Last Friday night, my first night back after a short, nature-filled, wonderful escape from the world. It's so hard to come back.

A deep, booming voice snapped me back into reality. Polishing glasses at the very end of the night, I overheard a customer giving his compliments to our gracious, professional host. I would have recognized that voice anywhere.

"Schmitty!!" I yelped, breaking the air of formality. The hangers-on in the dining room look toward the bar as I run toward him. My old bartending partner, back in the nightclub days.

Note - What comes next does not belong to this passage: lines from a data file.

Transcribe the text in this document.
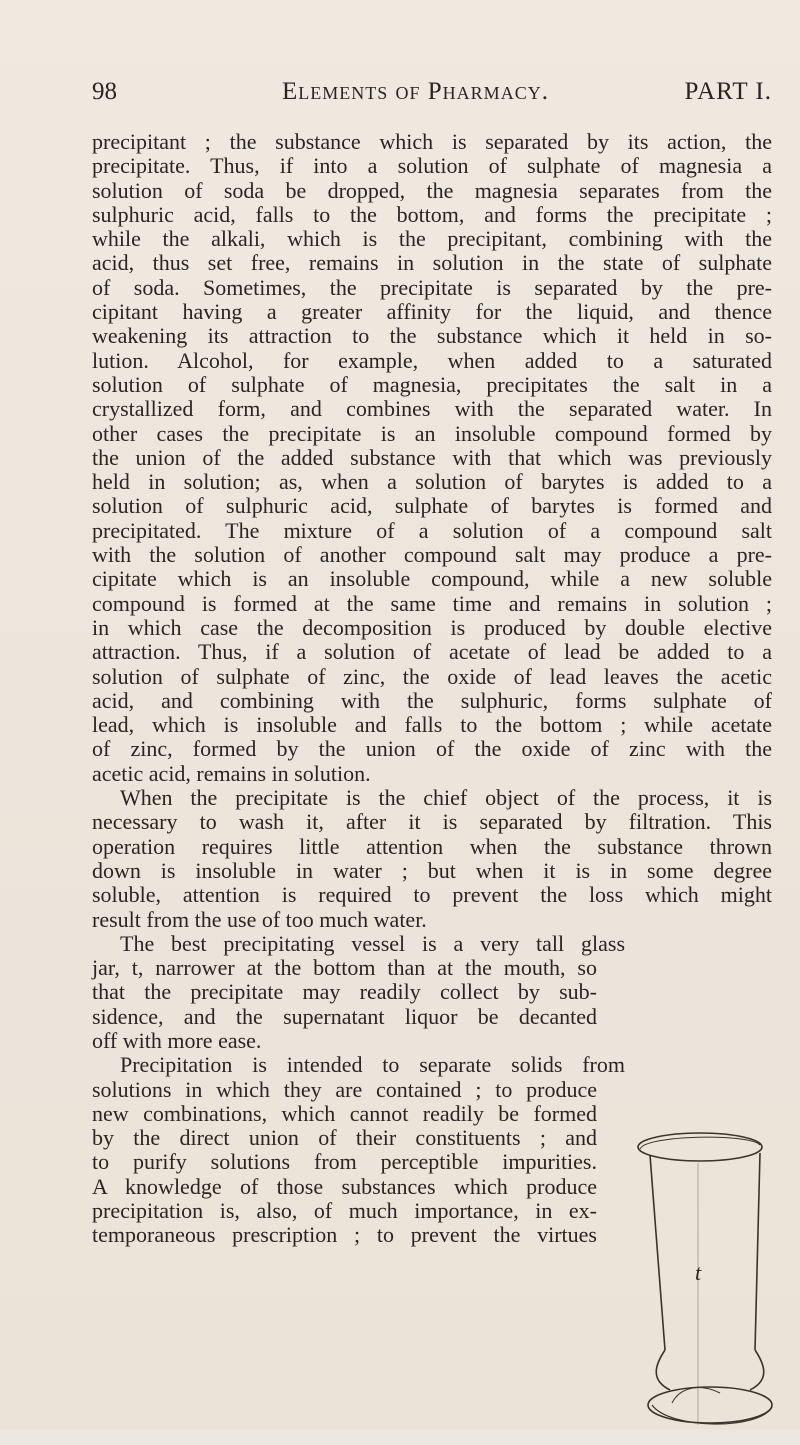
98	Elements of Pharmacy.	PART I.
precipitant ; the substance which is separated by its action, the
precipitate. Thus, if into a solution of sulphate of magnesia a
solution of soda be dropped, the magnesia separates from the
sulphuric acid, falls to the bottom, and forms the precipitate ;
while the alkali, which is the precipitant, combining with the
acid, thus set free, remains in solution in the state of sulphate
of soda. Sometimes, the precipitate is separated by the pre-
cipitant having a greater affinity for the liquid, and thence
weakening its attraction to the substance which it held in so-
lution. Alcohol, for example, when added to a saturated
solution of sulphate of magnesia, precipitates the salt in a
crystallized form, and combines with the separated water. In
other cases the precipitate is an insoluble compound formed by
the union of the added substance with that which was previously
held in solution; as, when a solution of barytes is added to a
solution of sulphuric acid, sulphate of barytes is formed and
precipitated. The mixture of a solution of a compound salt
with the solution of another compound salt may produce a pre-
cipitate which is an insoluble compound, while a new soluble
compound is formed at the same time and remains in solution ;
in which case the decomposition is produced by double elective
attraction. Thus, if a solution of acetate of lead be added to a
solution of sulphate of zinc, the oxide of lead leaves the acetic
acid, and combining with the sulphuric, forms sulphate of
lead, which is insoluble and falls to the bottom ; while acetate
of zinc, formed by the union of the oxide of zinc with the
acetic acid, remains in solution.
When the precipitate is the chief object of the process, it is
necessary to wash it, after it is separated by filtration. This
operation requires little attention when the substance thrown
down is insoluble in water ; but when it is in some degree
soluble, attention is required to prevent the loss which might
result from the use of too much water.
The best precipitating vessel is a very tall glass
jar, t, narrower at the bottom than at the mouth, so
that the precipitate may readily collect by sub-
sidence, and the supernatant liquor be decanted
off with more ease.
Precipitation is intended to separate solids from
solutions in which they are contained ; to produce
new combinations, which cannot readily be formed
by the direct union of their constituents ; and
to purify solutions from perceptible impurities.
A knowledge of those substances which produce
precipitation is, also, of much importance, in ex-
temporaneous prescription ; to prevent the virtues
t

There's a special bond formed in the nightclub world. Pounding music, drunken, underage girls and warlike bartending bring a staff together. You never forget the people you worked with, on the front lines of partying, back when you were incredibly young and still had loads of energy.

We exchanged hugs and breathless recaps. He's left the business for a life in the insurance world, he got a live-in girlfriend, adopted a dog. He'll be fine. Guys as talented with the public as Schmitty will always come out ahead. Oh, it's so great to see your old coworkers, especially the ones you really, really liked and enjoyed, and it makes it all the sweeter when you know they're looking well and doing quite nicely.

I find myself just a bit jealous, salivating over the fantasy of benefits and paid vacation. The things you give up for a glamorous career in bartending.

Luckily, those are the only things I can think of that I've sacrificed for this ever-changing career I've chosen.

And oh as I fade away
They'll all look at me and say, and they'll say
Hey look at him
I'll never live that way
But that's okay
They're just afraid to change.

- Blind Melon, "Change"

Wednesday, May 04, 2005

A brief respite!

I took a little bit of time off to recharge and relax!

I've been back at work since Friday night, collecting stories and intrigue, which I'm sure to write about soon.

And tomorrow's my dreaded double... work after vacation, however brief, sucks.